What Changed in Compliance When Moving From Physical to Virtual?
- Loss of Separation of Duties, a key component in most best-practice configuration and deployment recommendations. As a consequence, virtual center administrators have all the “keys to the kingdom”. Where in the physical world there were multiple people with multiple roles forming an inherent “check and balance” on the deployment of new machines in the data center, virtual center administrators now simply click a button.
- Loss of secondary or backup controls, essentially a loss of the “belt and suspenders” approach common in regulated data centers. Most security vulnerabilities happen not from malicious hackers but from inadvertent human error. Standard practice on physical networks mandate automated tools (often built into system software) to monitor for such error.
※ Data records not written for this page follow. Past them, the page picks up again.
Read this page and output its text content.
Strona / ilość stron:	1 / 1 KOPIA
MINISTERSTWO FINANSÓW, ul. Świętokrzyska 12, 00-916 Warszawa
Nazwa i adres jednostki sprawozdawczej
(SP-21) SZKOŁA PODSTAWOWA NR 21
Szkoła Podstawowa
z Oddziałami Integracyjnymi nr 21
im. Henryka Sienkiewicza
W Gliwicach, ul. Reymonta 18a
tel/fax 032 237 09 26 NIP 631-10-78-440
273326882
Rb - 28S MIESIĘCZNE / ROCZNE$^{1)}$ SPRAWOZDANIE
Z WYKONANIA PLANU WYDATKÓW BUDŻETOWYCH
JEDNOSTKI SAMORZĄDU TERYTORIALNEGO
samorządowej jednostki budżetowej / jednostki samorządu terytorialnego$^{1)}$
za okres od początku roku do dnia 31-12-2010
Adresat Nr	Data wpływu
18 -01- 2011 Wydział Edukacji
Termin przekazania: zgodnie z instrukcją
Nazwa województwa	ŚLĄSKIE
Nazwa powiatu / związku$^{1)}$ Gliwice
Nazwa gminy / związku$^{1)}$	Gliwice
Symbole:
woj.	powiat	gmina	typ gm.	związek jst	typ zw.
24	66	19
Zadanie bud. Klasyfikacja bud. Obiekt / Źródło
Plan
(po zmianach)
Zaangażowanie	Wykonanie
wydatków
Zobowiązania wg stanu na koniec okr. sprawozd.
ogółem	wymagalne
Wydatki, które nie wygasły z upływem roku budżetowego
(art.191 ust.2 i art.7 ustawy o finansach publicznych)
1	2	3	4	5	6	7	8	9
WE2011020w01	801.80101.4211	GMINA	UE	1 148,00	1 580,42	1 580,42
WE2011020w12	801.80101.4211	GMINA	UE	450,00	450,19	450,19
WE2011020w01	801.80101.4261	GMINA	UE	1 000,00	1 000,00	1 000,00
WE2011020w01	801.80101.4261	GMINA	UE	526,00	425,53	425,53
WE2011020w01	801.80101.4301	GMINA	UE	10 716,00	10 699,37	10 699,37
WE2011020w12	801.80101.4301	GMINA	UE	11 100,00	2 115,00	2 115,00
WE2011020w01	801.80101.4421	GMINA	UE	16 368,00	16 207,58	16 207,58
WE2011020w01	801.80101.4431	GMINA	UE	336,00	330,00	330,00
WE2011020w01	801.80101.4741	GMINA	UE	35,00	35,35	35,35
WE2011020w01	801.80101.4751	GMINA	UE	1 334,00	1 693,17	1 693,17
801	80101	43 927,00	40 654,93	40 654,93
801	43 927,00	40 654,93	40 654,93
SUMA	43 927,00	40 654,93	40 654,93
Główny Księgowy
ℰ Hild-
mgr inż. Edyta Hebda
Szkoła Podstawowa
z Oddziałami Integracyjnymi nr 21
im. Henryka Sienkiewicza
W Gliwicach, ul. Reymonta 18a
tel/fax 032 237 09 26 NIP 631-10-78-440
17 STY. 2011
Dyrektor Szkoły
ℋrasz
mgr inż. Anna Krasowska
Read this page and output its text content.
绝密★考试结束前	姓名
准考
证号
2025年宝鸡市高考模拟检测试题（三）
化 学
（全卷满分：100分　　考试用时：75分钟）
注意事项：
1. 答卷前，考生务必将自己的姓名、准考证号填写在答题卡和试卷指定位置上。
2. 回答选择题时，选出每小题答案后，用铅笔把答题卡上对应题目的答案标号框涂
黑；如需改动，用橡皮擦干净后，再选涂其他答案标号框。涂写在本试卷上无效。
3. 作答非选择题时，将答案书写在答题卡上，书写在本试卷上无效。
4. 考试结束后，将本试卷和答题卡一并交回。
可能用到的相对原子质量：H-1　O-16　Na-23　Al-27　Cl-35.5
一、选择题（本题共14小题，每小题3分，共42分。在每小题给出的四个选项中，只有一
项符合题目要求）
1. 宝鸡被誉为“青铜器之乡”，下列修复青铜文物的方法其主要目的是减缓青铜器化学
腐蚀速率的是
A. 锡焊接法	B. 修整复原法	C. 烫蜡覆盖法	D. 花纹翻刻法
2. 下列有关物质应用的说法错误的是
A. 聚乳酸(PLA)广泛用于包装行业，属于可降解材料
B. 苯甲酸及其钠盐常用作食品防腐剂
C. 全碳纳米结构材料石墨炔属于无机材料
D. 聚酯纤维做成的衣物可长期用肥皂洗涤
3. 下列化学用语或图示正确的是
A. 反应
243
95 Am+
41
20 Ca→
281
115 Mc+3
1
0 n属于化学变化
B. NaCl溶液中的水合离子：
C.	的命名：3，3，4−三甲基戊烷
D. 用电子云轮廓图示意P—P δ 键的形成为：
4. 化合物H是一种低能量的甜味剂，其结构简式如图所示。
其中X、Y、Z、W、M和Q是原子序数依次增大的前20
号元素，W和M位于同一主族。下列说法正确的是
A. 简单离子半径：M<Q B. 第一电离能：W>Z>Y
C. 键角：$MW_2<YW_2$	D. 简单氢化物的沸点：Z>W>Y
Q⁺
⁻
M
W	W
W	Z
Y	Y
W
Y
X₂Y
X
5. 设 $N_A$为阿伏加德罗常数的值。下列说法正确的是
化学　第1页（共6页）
Virtualization platforms are missing this essential compliance requirement. In fact, network controls to prevent unauthorized or anonymous access do not exist. Dual controls to prevent abuse of privilege do not exist. Automation to ensure secure life-cycle and strict change controls do not exist. Insecure or unauthorized hypervisor configuration negates secondary controls. Together, these omissions could lead to very exploitable weaknesses.
- Visibility. You can’t protect what you can’ detect. The virtual network infrastructure is invisible to information security devices on the physical network. VMs that are out of compliance will not be detected by such tools. Existing technical controls for validation, audit and compliance fail to monitor the virtual infrastructure. Questionable inter-VM traffic will not be blocked. This is an enormous gap that leads most virtualized data centers to run afoul of full compliance.
HIPAA-complaint Virtual Machine (VM) Administration
Human error and unverified automated processes can unintentional degrade security and compliance. Catbird provides independent enforcement of security and compliance through use of VMware APIs and network-based security technology (IDP and NAC) from inside the ESX server.
- Creation: Validate and enforce VM Administrator compliance to HIPAA & internal standards.
- Configuration: Enforce policy on authorized applications, monitor and validate patches.
- Separation of Duties: Provide logging & reports for VirtualCenter changes, alert on suspicious activity.
- Dual Controls: Enforce network segmentation to separate test, development, and production VMs. Enforce network access controls to any segment, vSwitch or VLAN. Monitor all VI client and VI web access.